Identifying the pieces
In practice, truly integrated risk management will:
- identify and assess all risks. An intense focus on narrowly defined risks can obscure management’s view of the full range of risks to assets and processes. An integrated approach identifies, assesses and addresses all risks to the organization, particularly risks that could undermine performance.
- recognize the interrelatedness of risks. As the financial crisis and several highly public incidents since then have shown, a single risk event can trigger or amplify other risks. An integrated approach recognizes dynamic relations among risks and potential knock-on effects of risk events.
- align risk management with the business strategy. Integrated risk management begins at the highest levels— aligning risk management with the organization’s value proposition and business strategy. Grant Thornton research shows that executives rate strategic risks more important among general risks, yet rate their monitoring and mitigation of them the lowest.
- enhance cyber risk management. Technology is integral to every business activity. This creates exposures not only from cybercrime, but also from external innovations, bad bets on technology and failure to adopt. An integrated approach coordinates management of all cyber risks across the organization.
- establish risk-related infrastructure. Integration means going beyond risk-specific solutions (which have their place) to strengthen risk management and governance structures. This calls for clear roles and accountabilities for risk and well understood risk appetite, tolerances and responses.
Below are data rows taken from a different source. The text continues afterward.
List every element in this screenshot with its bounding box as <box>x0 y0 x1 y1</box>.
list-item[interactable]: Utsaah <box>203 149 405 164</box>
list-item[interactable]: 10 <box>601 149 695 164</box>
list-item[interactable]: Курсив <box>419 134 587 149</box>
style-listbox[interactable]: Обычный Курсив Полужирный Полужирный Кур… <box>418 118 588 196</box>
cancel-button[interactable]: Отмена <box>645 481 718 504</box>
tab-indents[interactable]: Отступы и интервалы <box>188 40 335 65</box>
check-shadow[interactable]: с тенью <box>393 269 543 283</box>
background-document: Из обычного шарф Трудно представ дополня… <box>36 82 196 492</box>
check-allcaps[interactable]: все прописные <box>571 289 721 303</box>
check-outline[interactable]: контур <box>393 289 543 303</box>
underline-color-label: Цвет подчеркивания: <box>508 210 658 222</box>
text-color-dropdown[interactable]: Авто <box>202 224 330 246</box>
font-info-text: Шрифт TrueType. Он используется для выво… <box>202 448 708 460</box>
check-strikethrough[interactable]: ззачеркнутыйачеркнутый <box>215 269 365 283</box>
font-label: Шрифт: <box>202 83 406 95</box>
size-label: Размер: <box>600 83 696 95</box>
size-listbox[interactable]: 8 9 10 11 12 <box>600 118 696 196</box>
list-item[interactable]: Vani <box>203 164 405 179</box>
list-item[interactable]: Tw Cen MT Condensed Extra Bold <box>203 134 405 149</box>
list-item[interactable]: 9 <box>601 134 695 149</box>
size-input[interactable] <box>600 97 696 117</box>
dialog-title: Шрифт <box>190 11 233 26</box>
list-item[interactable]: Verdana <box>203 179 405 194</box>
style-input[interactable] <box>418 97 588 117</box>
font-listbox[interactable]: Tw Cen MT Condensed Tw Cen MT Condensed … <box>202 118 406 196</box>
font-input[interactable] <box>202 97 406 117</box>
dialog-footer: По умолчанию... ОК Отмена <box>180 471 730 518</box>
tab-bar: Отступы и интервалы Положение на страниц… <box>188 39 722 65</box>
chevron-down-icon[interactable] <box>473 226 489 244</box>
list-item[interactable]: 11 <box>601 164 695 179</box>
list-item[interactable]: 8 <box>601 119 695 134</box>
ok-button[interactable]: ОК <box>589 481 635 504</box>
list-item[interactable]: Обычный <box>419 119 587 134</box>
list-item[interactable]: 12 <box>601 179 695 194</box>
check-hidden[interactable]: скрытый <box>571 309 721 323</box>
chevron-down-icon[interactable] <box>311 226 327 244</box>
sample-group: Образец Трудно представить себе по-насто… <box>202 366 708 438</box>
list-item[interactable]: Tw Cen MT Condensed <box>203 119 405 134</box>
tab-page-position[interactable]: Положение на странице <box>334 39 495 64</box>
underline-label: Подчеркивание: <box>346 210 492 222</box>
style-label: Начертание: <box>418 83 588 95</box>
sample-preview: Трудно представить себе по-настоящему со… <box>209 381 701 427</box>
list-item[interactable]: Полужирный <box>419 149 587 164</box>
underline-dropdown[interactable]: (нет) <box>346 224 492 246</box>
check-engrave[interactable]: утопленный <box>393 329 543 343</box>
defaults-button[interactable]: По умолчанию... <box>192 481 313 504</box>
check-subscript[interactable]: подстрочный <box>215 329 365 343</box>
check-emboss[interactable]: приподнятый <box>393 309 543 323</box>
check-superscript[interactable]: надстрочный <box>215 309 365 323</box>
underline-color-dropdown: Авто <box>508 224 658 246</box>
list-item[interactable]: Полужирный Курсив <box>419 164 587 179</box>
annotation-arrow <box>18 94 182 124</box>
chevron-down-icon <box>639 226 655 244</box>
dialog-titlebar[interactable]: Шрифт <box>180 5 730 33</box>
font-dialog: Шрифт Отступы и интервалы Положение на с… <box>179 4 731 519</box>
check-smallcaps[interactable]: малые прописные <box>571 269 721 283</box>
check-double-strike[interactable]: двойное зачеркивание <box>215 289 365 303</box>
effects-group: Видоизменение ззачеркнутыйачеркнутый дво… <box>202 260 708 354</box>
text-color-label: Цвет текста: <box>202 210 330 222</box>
- apply advanced analytics. Organizations generate massive internal data and can access unlimited external data. Yet most fail to capture, analyze and act upon all relevant data. An integrated approach proactively uses data to increase visibility into risks and enhance risk management.
- optimize resource allocations. Companies tend to overinvest in some risk-related areas and underinvest in others, particularly when they lack data-driven approaches to risk. An integrated approach optimizes allocation of risk management resources. The above steps support business strategies, enhance efficiency, reduce risks and accelerate responses to risk events. When implemented together, these activities drive higher performance.
The above steps support business strategies, enhance efficiency, reduce risks and accelerate responses to risk events. When implemented together, these activities drive higher performance. This is not integrating risk management for its own sake but to protect and generate value and boost performance.
Relatively few companies rate themselves highly on integrated risk management: Grant Thornton’s 2016 GRC survey found that only 7 percent of respondents rated their governance, risk management, and compliance as “value-adding” and “integrated” while 22 percent rated theirs as “integrated” with “some value adding activities.” That 7 percent is the cutting edge, with the 22 percent close behind. However, that leaves some 70 percent racing to catch up.
Risks are becoming even more pervasive, multifaceted and dynamic. This partly explains why risk management has become so fragmented. In trying to address myriad risks, many companies purchase tools and implement solutions without proper coordination and governance. In addition, focusing mainly on loss prevention can cause an organization to miss opportunities to drive performance by understanding which risks to take and how to mitigate them.
Problems arise whenever management has been scrambling to respond to rapid change. Yet the pace of change is not about to slow down, which is why integrating risk management has become so important. It’s a proven method of consolidating gains, rationalizing solutions and pursuing growth. Given the risk landscape, now would be a good time to integrate risk management across your organization.